Beginning May 28, fishermen who net baitfish in the tailraces of Mississippi’s reservoir dams will no longer be allowed to transport their catch alive, under a new rule passed by the Commission on Wildlife, Fisheries, and Parks.
The change targets the spread of non-native fish — silver and Asia carp in particular — from reaching the main bodies of lakes like Ross Barnett Reservoir near Jackson. Other lakes affected by this rule include U.S. Army Corps of Engineers flood control projects Arkabutla, Enid, Grenada, Sardis, Okatibbee, Aberdeen, Columbus and Bluff lakes.
The Fisheries Bureau of the Mississippi Department of Wildlife, Fisheries, and Parks (MDWFP) said anglers using dip or landing nets, cast nets, boat mounted scoops, wire baskets, minnow seines, and minnow traps in dam spillway areas to capture minnows, shad, non-game gross fish and non-native fish must immediately place their catch on ice or in a dry container.
“This rule is being implemented to prevent the spread of live non-native fish species like silver carp and bighead carp to new waters,” said Fisheries Coordinator Dennis Riecke. “Since these fish are difficult to distinguish from shad when small, they could be introduced into new waters when used or discarded as live bait.”

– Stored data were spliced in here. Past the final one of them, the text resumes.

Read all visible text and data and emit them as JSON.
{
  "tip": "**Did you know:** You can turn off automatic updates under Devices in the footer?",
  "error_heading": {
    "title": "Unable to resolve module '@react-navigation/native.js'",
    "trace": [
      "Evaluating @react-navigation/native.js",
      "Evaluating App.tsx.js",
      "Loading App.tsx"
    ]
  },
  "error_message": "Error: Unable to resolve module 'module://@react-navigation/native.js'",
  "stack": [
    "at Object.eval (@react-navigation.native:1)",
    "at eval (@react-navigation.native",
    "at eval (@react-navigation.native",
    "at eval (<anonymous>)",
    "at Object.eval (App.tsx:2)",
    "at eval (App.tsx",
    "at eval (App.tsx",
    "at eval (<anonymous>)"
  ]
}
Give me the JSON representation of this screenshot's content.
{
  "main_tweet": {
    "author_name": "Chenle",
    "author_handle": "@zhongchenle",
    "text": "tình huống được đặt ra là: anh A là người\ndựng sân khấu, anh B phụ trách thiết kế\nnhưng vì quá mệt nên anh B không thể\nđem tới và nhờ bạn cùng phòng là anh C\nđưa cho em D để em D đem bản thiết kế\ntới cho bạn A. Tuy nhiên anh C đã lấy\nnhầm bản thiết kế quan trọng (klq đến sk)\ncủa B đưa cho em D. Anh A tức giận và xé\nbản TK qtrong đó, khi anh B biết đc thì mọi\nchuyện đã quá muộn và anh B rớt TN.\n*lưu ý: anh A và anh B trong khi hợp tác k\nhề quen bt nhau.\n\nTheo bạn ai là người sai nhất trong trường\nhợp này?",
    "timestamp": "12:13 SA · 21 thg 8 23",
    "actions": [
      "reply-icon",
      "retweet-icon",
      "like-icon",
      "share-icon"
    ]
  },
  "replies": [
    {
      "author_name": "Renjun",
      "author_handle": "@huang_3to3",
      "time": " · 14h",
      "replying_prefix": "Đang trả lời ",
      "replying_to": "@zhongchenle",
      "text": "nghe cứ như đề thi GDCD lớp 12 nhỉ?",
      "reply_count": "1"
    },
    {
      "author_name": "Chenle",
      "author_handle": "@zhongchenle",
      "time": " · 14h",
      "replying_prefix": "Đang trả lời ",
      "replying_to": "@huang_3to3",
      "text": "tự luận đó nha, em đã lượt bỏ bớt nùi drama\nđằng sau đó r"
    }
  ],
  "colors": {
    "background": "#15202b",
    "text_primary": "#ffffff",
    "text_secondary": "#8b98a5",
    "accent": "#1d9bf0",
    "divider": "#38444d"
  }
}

The carp has been reported in almost all Mississippi River tributaries in the Mississippi Delta, which includes the rivers that form the spillway areas below the major flood control projects. Silver carp, known as flying carp for their uncanny and dangerous leaps out of the water, spread rapidly from the Mississippi River during the 2011 flood and continue to be problematic.
Oddly enough, carp have also been reported in the Pearl River and one was actually caught by a fisherman in the Barnett Reservoir spillway. Many have been collected in surveys below the lowhead dam about five miles south of the Barnett dam, the last obstacle before the reservoir spillway and one that can be passed in high water events.
Carp in the Pearl River, biologists say, have already proven their ability to survive and overcome obstacles. It is suspected that carp reached the Pearl after the 2011 flood when the high waters forced the opening of Bonnet Carrie Spillway near New Orleans to allow water to flow from the river into Lake Pontchartrain. From there, the carp had to traverse nearly the length of the giant lake to exit into the Rigolets at the southeast end of Pontchartrain, swim toward Lake Bourne and the Gulf of Mexico, and turn up into the mouth of the East Pearl River.
From there, it is about a 200-mile swim upriver to the Barnett Reservoir spillway.
“They obviously can’t jump the dam at Barnett, but they could conceivably be caught as juveniles by a netter seeking shad in the spillway area,” said MDWFP Central Mississippi fisheries biologist Ryan Jones. “Biologists have to take a hard look to tell the difference, so the public would have a hard time. That’s one way they could be introduced from the spillway to the main lake.”